What is "Infrastructure"?
The Infrastructure group covers low-level HTTP behavior that determines whether agents can interact with your origin reliably. None of these are protocol-specific — they apply to any site, whether it serves an MCP endpoint, an OpenAPI spec, or just static content.
HTTPS redirect
If a human types yourdomain.com into a browser, the browser tries HTTPS first and most of the time gets there silently. Agents don't do that. They follow whatever URL they were handed — and if that URL is http://yourdomain.com and your server doesn't redirect, the agent's HTTP library either refuses to send the request (most modern AI clients block plain HTTP) or sends it unencrypted (older ones). Either way, the agent never reaches your real site.

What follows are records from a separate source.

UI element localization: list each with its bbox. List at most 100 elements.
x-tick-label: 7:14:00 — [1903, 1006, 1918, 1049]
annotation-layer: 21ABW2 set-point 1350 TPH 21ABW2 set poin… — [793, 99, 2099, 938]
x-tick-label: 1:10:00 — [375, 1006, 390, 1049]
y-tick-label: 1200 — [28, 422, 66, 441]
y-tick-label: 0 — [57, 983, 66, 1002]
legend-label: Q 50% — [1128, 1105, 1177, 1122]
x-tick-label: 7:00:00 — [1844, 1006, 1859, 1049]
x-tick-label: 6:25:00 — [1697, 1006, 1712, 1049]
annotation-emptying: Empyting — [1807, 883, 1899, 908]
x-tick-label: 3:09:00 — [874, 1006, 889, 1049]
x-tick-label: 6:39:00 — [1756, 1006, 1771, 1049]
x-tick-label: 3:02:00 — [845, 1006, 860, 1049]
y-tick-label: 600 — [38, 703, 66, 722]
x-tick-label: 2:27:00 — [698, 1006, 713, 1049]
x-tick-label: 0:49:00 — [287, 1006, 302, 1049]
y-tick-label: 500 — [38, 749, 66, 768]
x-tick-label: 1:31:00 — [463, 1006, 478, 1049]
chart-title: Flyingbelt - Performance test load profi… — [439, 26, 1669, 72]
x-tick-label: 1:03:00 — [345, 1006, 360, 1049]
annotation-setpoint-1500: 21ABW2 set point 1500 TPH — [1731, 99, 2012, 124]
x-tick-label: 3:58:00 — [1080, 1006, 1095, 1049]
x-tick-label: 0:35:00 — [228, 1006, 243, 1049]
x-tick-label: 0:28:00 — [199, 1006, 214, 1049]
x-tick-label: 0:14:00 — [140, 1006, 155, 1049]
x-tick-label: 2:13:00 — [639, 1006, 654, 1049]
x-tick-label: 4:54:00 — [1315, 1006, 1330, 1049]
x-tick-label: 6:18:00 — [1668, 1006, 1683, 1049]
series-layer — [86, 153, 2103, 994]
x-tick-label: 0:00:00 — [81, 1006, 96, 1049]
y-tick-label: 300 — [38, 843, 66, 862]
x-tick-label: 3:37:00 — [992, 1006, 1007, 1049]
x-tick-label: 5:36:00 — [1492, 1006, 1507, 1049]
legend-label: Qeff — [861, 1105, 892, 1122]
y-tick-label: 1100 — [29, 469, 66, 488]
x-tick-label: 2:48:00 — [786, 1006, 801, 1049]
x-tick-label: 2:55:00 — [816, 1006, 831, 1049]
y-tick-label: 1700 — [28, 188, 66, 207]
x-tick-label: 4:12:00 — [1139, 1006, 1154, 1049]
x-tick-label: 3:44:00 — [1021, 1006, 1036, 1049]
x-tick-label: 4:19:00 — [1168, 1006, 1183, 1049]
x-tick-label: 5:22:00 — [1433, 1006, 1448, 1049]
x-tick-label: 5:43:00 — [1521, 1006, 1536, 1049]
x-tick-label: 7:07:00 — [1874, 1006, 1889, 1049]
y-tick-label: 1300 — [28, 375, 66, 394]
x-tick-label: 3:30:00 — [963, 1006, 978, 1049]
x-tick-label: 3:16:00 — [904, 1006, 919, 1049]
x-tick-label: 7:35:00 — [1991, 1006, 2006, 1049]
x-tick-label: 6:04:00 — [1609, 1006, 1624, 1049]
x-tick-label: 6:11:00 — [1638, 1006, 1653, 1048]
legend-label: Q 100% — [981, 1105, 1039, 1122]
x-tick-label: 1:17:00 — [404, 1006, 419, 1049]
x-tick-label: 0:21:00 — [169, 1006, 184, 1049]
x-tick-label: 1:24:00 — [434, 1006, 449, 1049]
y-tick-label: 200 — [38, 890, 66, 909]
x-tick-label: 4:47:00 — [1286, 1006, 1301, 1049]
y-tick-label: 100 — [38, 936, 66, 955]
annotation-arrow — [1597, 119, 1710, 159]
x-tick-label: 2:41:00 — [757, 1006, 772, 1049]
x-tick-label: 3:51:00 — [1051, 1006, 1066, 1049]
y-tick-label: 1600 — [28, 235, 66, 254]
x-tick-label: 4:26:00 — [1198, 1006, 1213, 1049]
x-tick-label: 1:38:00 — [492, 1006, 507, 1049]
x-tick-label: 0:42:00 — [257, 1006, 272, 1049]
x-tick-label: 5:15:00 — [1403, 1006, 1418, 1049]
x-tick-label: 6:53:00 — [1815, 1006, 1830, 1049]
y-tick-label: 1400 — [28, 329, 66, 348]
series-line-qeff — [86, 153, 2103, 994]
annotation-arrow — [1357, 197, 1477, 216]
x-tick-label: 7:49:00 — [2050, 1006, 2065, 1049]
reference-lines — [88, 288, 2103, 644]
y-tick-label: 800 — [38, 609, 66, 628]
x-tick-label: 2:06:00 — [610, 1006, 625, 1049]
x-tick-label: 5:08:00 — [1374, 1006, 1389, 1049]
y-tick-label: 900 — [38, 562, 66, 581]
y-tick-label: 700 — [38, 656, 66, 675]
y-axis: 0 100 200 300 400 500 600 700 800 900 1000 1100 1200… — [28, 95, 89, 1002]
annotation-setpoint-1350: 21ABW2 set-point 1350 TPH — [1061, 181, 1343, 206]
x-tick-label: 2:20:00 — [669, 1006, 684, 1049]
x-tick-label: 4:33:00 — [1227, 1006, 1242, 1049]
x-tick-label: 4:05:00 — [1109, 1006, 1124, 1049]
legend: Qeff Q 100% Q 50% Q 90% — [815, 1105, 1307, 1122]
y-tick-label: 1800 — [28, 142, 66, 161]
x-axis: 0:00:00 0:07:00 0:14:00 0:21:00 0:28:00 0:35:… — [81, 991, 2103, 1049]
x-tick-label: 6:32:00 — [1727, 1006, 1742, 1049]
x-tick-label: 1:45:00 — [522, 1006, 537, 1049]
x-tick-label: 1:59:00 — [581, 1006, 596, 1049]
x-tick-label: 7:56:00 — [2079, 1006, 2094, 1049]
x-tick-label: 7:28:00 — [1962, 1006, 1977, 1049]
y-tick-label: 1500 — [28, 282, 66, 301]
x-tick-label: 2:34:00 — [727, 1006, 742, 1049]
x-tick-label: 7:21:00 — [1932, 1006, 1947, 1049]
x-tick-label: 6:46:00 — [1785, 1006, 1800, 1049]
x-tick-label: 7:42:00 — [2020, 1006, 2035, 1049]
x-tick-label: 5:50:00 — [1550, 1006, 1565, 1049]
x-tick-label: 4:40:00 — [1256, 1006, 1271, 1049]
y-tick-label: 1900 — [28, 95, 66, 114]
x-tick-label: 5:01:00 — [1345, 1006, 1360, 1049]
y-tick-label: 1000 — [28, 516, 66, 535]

Fix: respond with 301 or 308 from http://yourdomain.com/* to the same path on HTTPS. Most platforms do this for you (Cloudflare, Vercel, Heroku, build.io). If you self-host, add an nginx server block listening on port 80 that issues the redirect.
Sitemap.xml
Agents discover your URL surface from /sitemap.xml. Without it, the only paths an agent can reach are those linked from your homepage or declared in llms.txt — typically a small fraction of your real content.
Fix: serve an XML sitemap at /sitemap.xml. Frameworks like Next.js, Hugo, Jekyll, and Wordpress generate one automatically. For a hand-rolled sitemap:
<?xml version="1.0" encoding="UTF-8"?>
<urlset xmlns="http://www.sitemaps.org/schemas/sitemap/0.9">
<url><loc>https://yourdomain.com/</loc></url>
<url><loc>https://yourdomain.com/docs</loc></url>
</urlset>
Cache headers
Every well-configured server emits at least one of Cache-Control, ETag, or Last-Modified on responses. Without them, agents have no way to know whether to re-fetch or use a cached copy — they either re-download every time (slow, expensive) or stale-cache forever (incorrect data).
Fix: most web frameworks set these by default for static files. For dynamic responses, set Cache-Control explicitly:
// Express — for content that changes occasionally
res.set('Cache-Control', 'public, max-age=3600');
// For never-cache responses (still satisfies the check):
res.set('Cache-Control', 'no-store');
no-store counts as a valid cache header — it tells the agent "do not cache this," which is itself useful information. The check fails when *no* cache header is present at all.
Structured errors (JSON 404)
When an agent hits a wrong URL, an HTML 404 page (with nav, footer, search box, etc.) wastes tokens and can fool a confused agent into thinking it got real content. A JSON 404 returns a small, parseable error:
{ "error": "not_found", "path": "/wrong-url" }
Fix: use content negotiation in your 404 handler. Return JSON when the client sends Accept: application/json, HTML otherwise. Express example:
app.use((req, res) => {
res.status(404);
res.format({
'application/json': () => res.json({ error: 'not_found', path: req.path }),
'text/html': () => res.send('<h1>404 Not Found</h1>'),
default: () => res.json({ error: 'not_found', path: req.path }),
});
});
This change is invisible to humans (browsers send Accept: text/html and get HTML) but transformative for agents (they send Accept: application/json and get JSON they can parse).
Rate limit headers (optional)
If your service rate-limits, expose the state via X-RateLimit-Remaining, X-RateLimit-Reset, or Retry-After. Agents that hit a limit can wait the right amount of time and retry instead of failing.
This check is optional because most sites don't rate-limit at all — only API providers and SaaS apps do. Static sites have nothing to expose.
Why these are required
None of these break a website for humans. A site missing cache headers still loads in a browser; a site that returns HTML 404s still shows a friendly error page; a site with no sitemap still ranks in Google. That's exactly why they're easy to overlook — humans don't feel the problem.
Agents do. Every one of these is the difference between "the agent gets the data" and "the agent gets noise, wastes tokens, or gives up." Marking them required is how we keep them from being silently skipped.